RS Academy officially opens its physical doors
Seasoned entertainers, persons looking to nurture their musical or creative side or anyone looking to have an entertainment idea brought to life now have a professional entity willing to help with the processes.
This as Edna Manley College of the Visual and Performing Arts trained musician Rodney Small has opened the doors of his RS Academy.
Known as RS Academy on Instagram and RS Productions on Facebook, the institution which physically opened its doors on Monday but has been operating online for two weeks, is located in Kingstown on McCoy Street in the Brewster Building.
“About 11 years ago, while teaching for the pan side Sion Hill Euphonium, I realized I had a knack for teaching and passing on knowledge,” Small said of one of his inspirations to open the academy which offers one-on-one sessions to students.
RS Academy employs five persons; Azaria Gibson and Brian Maloney are involved with voice training while steel pan tutoring is done by Small, Shane Wynne and Sean Jack. Akisha Henry works in administration at the after-school entity which opens its doors from 2 pm daily.
Training courses include the use of music notation software, steel pan tutoring for all ages, voice training, and jazz keyboard skills.
Services include script writing for live musical productions, stage management, consultations, performance concepts and talent management.
Small said the academy has got off to a wonderful start and they are currently booked out with spaces becoming available in the next three months. The youngest student is three years old, learning steel pan while the oldest person is 46, nurturing guitar skills and the steel pan.
Small, an accomplished pan player with international and regional recognition in the industry, says his set-up is aimed at tackling the deficiencies in the local creative industry by offering professional training.
“When I came back from school in Jamaica, I observed a lot of things and I was looking at how I could be a part of the solution and the idea for the academy came to me, because school in Jamaica also helped nourish by knack for passing on and loving to pass on knowledge,” Small said.
Encouraging persons to embark on the learning journey with him, Small says the RS Academy is a one-on-one results driven entity that shows progress through honours recitals.

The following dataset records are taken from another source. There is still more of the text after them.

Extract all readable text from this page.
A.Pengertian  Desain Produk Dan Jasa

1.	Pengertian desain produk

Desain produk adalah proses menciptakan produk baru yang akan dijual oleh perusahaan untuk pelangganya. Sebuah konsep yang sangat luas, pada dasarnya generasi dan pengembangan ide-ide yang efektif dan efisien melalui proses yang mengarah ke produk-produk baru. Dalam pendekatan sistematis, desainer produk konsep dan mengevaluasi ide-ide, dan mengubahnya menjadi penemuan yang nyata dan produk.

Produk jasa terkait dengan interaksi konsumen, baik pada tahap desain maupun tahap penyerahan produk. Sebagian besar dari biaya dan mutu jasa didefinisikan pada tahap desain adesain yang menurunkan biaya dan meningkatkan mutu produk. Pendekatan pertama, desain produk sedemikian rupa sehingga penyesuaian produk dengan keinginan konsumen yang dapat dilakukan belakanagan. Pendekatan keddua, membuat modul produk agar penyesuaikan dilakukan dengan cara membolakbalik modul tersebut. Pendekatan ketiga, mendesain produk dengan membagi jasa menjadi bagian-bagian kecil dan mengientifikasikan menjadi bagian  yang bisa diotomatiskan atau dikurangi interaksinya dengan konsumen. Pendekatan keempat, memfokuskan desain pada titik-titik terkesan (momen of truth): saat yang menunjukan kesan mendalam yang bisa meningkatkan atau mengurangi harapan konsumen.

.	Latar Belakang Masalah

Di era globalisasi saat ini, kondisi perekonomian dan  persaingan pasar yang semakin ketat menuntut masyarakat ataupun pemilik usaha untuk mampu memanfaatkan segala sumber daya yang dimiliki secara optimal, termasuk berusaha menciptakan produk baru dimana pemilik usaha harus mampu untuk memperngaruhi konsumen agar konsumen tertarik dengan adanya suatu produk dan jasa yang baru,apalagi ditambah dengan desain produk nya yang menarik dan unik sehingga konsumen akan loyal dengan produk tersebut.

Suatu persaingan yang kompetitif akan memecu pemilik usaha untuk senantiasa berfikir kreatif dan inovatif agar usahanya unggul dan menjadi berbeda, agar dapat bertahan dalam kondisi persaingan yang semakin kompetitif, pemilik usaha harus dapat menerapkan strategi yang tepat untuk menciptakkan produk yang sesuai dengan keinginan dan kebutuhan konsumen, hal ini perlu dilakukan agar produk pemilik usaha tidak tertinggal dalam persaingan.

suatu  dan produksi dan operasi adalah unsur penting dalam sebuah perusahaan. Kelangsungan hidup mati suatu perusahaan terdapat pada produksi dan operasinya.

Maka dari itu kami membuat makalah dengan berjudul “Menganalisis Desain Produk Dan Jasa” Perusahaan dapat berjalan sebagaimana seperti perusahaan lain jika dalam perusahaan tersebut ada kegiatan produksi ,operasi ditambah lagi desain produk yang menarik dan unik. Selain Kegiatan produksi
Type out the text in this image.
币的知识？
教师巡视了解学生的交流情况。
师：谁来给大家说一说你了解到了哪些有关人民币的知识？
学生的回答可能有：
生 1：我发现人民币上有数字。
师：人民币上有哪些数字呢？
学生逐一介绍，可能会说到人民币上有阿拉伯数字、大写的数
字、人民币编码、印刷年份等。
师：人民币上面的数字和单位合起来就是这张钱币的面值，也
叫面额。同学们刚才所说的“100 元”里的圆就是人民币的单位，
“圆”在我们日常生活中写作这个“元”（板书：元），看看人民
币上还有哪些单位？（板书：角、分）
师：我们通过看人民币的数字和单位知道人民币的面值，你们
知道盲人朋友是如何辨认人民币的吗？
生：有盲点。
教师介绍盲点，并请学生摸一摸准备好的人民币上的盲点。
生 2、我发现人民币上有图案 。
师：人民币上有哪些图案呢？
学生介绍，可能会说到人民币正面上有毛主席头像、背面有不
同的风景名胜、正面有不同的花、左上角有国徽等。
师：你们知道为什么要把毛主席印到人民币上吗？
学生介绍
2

The purpose of an honours recital is to provide incentive and recognition to talented, motivated students who can prepare for auditions superbly and are confident enough to perform their pieces in public in a formal setting.
“So at the end of three months, parents and students will see results and have a better understanding of their chosen field, not just practically, but theoretically and historically,” Small explained.
He noted also that after one’s course is over, the academy can help with marketing and branding while he is working out certification linked with regional entities like the University of Trinidad and Tobago (UTT) and the Edna Manley College of the Visual and Performing Arts in Jamaica.
“This is basically based on results and I am going to be pushing, as a big priority, the history of the arts so basically, it is not only about learning music it is about learning about the origins of what you are pursuing.
“Also, we will look into managing you and putting you out there,” said Small who is also encouraging other tutors to put Vincentian history at the heart of teaching.
“Here, we want to push and encourage and show persons how good it is to create a balance in academics and the arts and how by doing this it brings holistic gains to students,” the Sion Hill resident said.
Small also notes that the institution was made possible through support from family, close friends, National Properties Ltd, Tus-t Water, Digicel’s D’ music app, several persons in the Diaspora and the government’s Promoting Youth Micro Enterprises (PRYME) grant which financed the venture.